Maybe it's worth taking a step back and wondering why we have the Sunday church meetings. What's the point, what is supposed to happen at them? Firstly, I don't agree with the common view that we meet together to 'worship God'. Look at Romans 12:1-2; one of my favourite little passages in the whole Bible:
And so, dear brothers and sisters, I plead with you to give your bodies to God because of all he has done for you. Let them be a living and holy sacrifice – the kind he will find acceptable. This is truly the way to worship him. Don’t copy the behavior and customs of this world, but let God transform you into a new person by changing the way you think. Then you will learn to know God’s will for you, which is good and pleasing and perfect.
Our whole life should be an act of worship. Paul took the Jewish Temple language of worship and sacrifice and applied it to everyday behaviour, meaning that Christians do not go to a church meeting to worship. Our church meeting should be an act of worship but no more and no less than anything else we do in the course of our day-to-day life.
Why, then, do we have church meetings if not to 'worship God'? I want to share a few thoughts from 1 Corinthians 14, a chapter that has plenty to say about church meetings. In verse 12, Paul notes that the Christians in Corinth are 'eager to have the special abilities the Spirit gives' and he urges them to ask God for those abilities (or spiritual gifts; the Greek word is charismata) that will 'strengthen the whole church'. Paul then talks about praying and singing in the Spirit, which many Christians take to mean using a language not of human origin (speaking in tongues), but goes on to say this:
I thank God that I speak in tongues more than any of you. But in a church meeting I would rather speak five understandable words to help others than ten thousand words in an unknown language.
So here is another clue as to what Paul expects to happen at church meetings. People should speak words that will help others. And this theme is carried on in verse 26:
Well, my brothers and sisters, let’s summarize. When you meet together, one will sing, another will teach, another will tell some special revelation God has given, one will speak in tongues, and another will interpret what is said. But everything that is done must strengthen all of you.
Everything that is done must strengthen all of you.
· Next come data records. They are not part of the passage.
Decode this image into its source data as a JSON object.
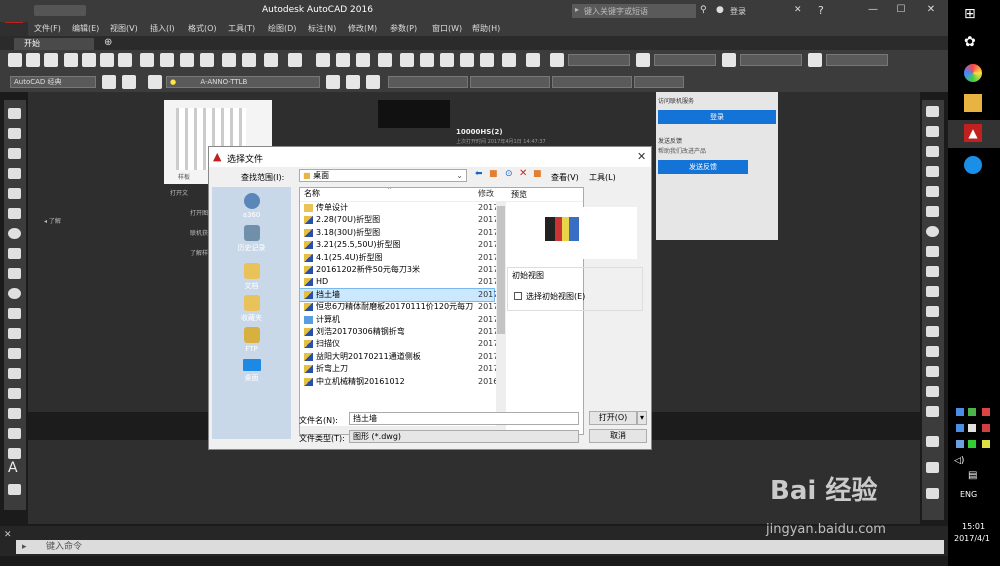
{
  "app": {
    "title": "Autodesk AutoCAD 2016",
    "search_placeholder": "键入关键字或短语",
    "login": "登录",
    "menu": [
      "文件(F)",
      "编辑(E)",
      "视图(V)",
      "插入(I)",
      "格式(O)",
      "工具(T)",
      "绘图(D)",
      "标注(N)",
      "修改(M)",
      "参数(P)",
      "窗口(W)",
      "帮助(H)"
    ],
    "tab_start": "开始",
    "workspace_dropdown": "AutoCAD 经典",
    "layer_dropdown": "A-ANNO-TTLB"
  },
  "startpage": {
    "left_item": "了解",
    "links": [
      "打开文",
      "打开图",
      "联机获",
      "了解样"
    ],
    "recent_file": "10000HS(2)",
    "recent_meta": "上次打开时间 2017年4月1日 14:47:37",
    "thumb_caption": "样板",
    "online_services": "访问联机服务",
    "login_btn": "登录",
    "feedback_title": "发送反馈",
    "feedback_desc": "帮助我们改进产品",
    "feedback_btn": "发送反馈"
  },
  "dialog": {
    "title": "选择文件",
    "look_in_label": "查找范围(I):",
    "look_in_value": "桌面",
    "views_label": "查看(V)",
    "tools_label": "工具(L)",
    "places": [
      "a360",
      "历史记录",
      "文档",
      "收藏夹",
      "FTP",
      "桌面"
    ],
    "col_name": "名称",
    "col_date": "修改",
    "files": [
      {
        "name": "传单设计",
        "date": "2017",
        "type": "folder"
      },
      {
        "name": "2.28(70U)折型图",
        "date": "2017",
        "type": "dwg"
      },
      {
        "name": "3.18(30U)折型图",
        "date": "2017",
        "type": "dwg"
      },
      {
        "name": "3.21(25.5,50U)折型图",
        "date": "2017",
        "type": "dwg"
      },
      {
        "name": "4.1(25.4U)折型图",
        "date": "2017",
        "type": "dwg"
      },
      {
        "name": "20161202新件50元每刀3米",
        "date": "2017",
        "type": "dwg"
      },
      {
        "name": "HD",
        "date": "2017",
        "type": "dwg"
      },
      {
        "name": "挡土墙",
        "date": "2017",
        "type": "dwg",
        "selected": true
      },
      {
        "name": "恒忠6刀精体耐磨板20170111价120元每刀",
        "date": "2017",
        "type": "dwg"
      },
      {
        "name": "计算机",
        "date": "2017",
        "type": "pc"
      },
      {
        "name": "刘浩20170306精钢折弯",
        "date": "2017",
        "type": "dwg"
      },
      {
        "name": "扫描仪",
        "date": "2017",
        "type": "dwg"
      },
      {
        "name": "益阳大明20170211通道侧板",
        "date": "2017",
        "type": "dwg"
      },
      {
        "name": "折弯上刀",
        "date": "2017",
        "type": "dwg"
      },
      {
        "name": "中立机械精钢20161012",
        "date": "2016",
        "type": "dwg"
      }
    ],
    "preview_label": "预览",
    "initial_view_label": "初始视图",
    "select_initial_view": "选择初始视图(E)",
    "filename_label": "文件名(N):",
    "filename_value": "挡土墙",
    "filetype_label": "文件类型(T):",
    "filetype_value": "图形 (*.dwg)",
    "open_btn": "打开(O)",
    "cancel_btn": "取消"
  },
  "command": {
    "placeholder": "键入命令"
  },
  "taskbar": {
    "lang": "ENG",
    "time": "15:01",
    "date": "2017/4/1"
  },
  "watermark": {
    "brand": "Bai 经验",
    "url": "jingyan.baidu.com"
  }
}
Maybe there is our answer to the question, 'What are church meetings for?' They are for strengthening and helping the believers. Forgive me for tearing a verse out of its context, but Ephesians 4:11 is relevant to this issue, I think. Here, Paul mentions five kinds of people as 'gifts Christ gave to the church': the apostles, the prophets, the evangelists, and the pastors and teachers (the last two are sometimes linked together due to the way the original Greek was written). And the responsibility of these people is to 'equip God’s people to do his work and build up the church'. So in our church meetings (and in all our interactions with one another; it's not just a Sunday thing!) we should be strengthened – built up – and equipped to do God's work. What does 'God's work' mean, though? Maybe I'll come back to that another time!
Correct me if I'm wrong, Kevin, but I don't see any reference to the eucharist here. It's all about singing songs and so forth - with some additional emphases on mutual encouragement. From the earliest times, as 'the Didache' and the pages of the New Testament itself testify, the eucharist or Lord's Supper was THE distinctive feature of Christian worship and was what differentiated it from the Jewish or pagan worship of the time.